Results : Addition of Citicoline led to a 55.99 % decrease in Overlap object count (i.e., Caspase-3/7 Green+NucLight Red staining)/ NucLight Red object count in AMD cybrid cells: Untreated- 1±0.078 a.u. and Citicoline-treated- 0.440±0.125 a.u.(p=0.03,n=4) at 48 h. At 72 h, a 47.54 % drop in Overlap object count was observed in Citicoline-treated AMD cybrid cells (0.52±0.11 a.u.) compared to their untreated counterparts (1±0.082 a.u.) (p=0.03, n=4). Furthermore, Flow cytometry analyses revealed a 21.67 % decrease in AnnexinV/PI double positives’ fluorescence intensity in Citicoline-treated AMD cybrid cells (0.783±0.06 a.u.) compared to their untreated counterparts (1±0.059 a.u.)(p=0.04, n=6).

Conclusions : In conclusion, this data support our hypothesis as Citicoline conferred significant protection against apoptotic cell death that was in-part mediated by damaged mtDNA from AMD patients in transmitochondrial AMD cybrid cells.

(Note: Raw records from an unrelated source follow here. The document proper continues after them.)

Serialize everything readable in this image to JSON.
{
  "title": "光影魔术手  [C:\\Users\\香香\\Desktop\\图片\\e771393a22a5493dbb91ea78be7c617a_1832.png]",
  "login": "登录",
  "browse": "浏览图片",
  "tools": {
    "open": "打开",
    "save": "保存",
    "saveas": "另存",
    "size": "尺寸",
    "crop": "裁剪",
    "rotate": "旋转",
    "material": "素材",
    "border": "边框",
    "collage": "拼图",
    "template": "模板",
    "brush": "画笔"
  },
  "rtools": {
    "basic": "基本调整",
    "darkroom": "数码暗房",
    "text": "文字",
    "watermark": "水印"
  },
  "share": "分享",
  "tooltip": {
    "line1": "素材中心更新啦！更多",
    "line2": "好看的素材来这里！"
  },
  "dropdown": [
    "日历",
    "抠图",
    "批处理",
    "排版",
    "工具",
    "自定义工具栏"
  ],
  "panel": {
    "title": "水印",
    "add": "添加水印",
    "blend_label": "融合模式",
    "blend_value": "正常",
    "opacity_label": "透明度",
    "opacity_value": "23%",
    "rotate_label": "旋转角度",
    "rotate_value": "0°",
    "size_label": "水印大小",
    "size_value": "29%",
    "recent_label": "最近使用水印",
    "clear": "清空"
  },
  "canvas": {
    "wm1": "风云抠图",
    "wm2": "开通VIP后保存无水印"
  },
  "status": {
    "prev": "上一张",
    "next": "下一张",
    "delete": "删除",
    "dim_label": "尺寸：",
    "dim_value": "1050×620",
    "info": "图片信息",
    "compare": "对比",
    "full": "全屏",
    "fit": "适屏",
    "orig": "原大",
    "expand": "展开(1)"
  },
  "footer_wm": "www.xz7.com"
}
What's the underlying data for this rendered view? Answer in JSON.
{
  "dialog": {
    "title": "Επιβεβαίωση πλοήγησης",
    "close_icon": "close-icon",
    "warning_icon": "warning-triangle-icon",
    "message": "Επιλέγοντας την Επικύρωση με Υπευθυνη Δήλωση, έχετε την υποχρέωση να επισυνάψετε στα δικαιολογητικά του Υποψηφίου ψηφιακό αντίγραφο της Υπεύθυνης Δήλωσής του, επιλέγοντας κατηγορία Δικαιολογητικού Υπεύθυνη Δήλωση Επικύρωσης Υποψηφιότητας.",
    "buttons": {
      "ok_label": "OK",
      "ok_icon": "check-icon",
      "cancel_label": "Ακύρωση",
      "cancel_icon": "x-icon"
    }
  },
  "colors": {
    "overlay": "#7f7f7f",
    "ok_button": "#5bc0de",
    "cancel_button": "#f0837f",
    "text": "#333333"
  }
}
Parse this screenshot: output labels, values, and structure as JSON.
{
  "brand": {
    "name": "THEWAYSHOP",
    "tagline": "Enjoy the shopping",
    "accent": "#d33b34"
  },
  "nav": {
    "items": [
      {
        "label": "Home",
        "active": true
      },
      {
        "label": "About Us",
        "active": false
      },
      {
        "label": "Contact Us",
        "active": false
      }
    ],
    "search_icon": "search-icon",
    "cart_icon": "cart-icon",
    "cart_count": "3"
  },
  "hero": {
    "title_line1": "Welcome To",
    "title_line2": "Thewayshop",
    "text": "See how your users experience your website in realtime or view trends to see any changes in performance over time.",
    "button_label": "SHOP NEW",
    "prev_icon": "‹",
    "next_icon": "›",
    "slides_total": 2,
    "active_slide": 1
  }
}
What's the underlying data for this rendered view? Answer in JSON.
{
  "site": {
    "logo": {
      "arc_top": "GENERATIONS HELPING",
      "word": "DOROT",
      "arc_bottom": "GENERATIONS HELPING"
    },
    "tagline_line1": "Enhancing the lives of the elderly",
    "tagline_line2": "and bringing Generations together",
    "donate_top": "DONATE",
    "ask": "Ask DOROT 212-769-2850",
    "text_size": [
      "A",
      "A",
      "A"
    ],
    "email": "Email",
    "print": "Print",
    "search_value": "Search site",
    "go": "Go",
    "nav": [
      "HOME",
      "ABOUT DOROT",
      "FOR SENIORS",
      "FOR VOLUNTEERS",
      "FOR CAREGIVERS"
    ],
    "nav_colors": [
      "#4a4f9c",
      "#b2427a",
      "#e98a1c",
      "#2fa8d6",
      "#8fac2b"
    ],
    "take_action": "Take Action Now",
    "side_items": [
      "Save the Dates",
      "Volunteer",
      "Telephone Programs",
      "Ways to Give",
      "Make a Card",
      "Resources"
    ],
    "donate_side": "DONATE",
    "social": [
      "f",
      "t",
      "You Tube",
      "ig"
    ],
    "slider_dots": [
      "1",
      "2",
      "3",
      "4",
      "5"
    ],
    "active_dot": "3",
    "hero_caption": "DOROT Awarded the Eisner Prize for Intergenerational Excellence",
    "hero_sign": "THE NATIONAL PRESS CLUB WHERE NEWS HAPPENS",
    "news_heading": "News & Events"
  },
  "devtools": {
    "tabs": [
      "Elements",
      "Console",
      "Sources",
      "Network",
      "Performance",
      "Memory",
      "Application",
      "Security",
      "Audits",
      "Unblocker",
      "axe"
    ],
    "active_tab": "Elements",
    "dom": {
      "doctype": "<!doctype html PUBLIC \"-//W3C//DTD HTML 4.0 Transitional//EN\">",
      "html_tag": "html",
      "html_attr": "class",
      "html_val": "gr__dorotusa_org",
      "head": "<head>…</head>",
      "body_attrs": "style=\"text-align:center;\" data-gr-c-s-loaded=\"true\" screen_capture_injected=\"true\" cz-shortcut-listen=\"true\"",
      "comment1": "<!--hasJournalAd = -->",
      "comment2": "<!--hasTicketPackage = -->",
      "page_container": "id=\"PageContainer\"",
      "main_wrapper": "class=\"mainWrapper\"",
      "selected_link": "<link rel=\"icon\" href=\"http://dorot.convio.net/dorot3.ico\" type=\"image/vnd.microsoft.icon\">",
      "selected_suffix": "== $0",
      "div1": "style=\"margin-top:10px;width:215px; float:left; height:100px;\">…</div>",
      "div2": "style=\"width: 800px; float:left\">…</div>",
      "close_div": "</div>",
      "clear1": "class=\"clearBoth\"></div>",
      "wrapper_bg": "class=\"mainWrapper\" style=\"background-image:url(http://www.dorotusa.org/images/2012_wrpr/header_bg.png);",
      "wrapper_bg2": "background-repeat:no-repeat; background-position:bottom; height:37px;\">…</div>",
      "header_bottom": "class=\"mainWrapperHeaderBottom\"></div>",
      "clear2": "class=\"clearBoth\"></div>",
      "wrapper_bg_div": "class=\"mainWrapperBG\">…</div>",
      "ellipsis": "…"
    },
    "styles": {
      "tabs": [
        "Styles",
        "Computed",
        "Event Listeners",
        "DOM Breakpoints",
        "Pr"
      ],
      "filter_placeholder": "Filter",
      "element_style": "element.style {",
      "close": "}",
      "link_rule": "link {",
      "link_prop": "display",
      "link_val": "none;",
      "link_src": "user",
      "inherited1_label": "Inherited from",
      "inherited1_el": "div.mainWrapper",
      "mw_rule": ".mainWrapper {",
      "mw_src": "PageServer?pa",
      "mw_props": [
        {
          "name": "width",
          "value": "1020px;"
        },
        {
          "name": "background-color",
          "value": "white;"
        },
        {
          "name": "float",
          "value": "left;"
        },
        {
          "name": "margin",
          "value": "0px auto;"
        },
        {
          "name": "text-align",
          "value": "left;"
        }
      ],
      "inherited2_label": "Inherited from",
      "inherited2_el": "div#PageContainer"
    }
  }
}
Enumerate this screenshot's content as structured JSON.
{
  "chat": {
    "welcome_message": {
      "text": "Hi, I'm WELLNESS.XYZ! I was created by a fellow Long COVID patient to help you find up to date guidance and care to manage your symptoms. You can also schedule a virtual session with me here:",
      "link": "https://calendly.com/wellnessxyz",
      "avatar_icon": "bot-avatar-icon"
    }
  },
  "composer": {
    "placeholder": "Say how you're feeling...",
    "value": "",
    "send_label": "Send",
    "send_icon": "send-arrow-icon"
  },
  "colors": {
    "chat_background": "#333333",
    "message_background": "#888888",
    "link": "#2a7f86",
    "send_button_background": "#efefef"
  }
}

Although further studies with Citicoline/ AMD cybrid cells are underway, these results present novel findings that identify Citicoline to be a potential protector which attenuates apoptotic cell death in AMD. Citicoline usage offers the advantage of easy access as it is available as an over-the-counter dietary supplement in the U.S.

This is a 2020 ARVO Annual Meeting abstract.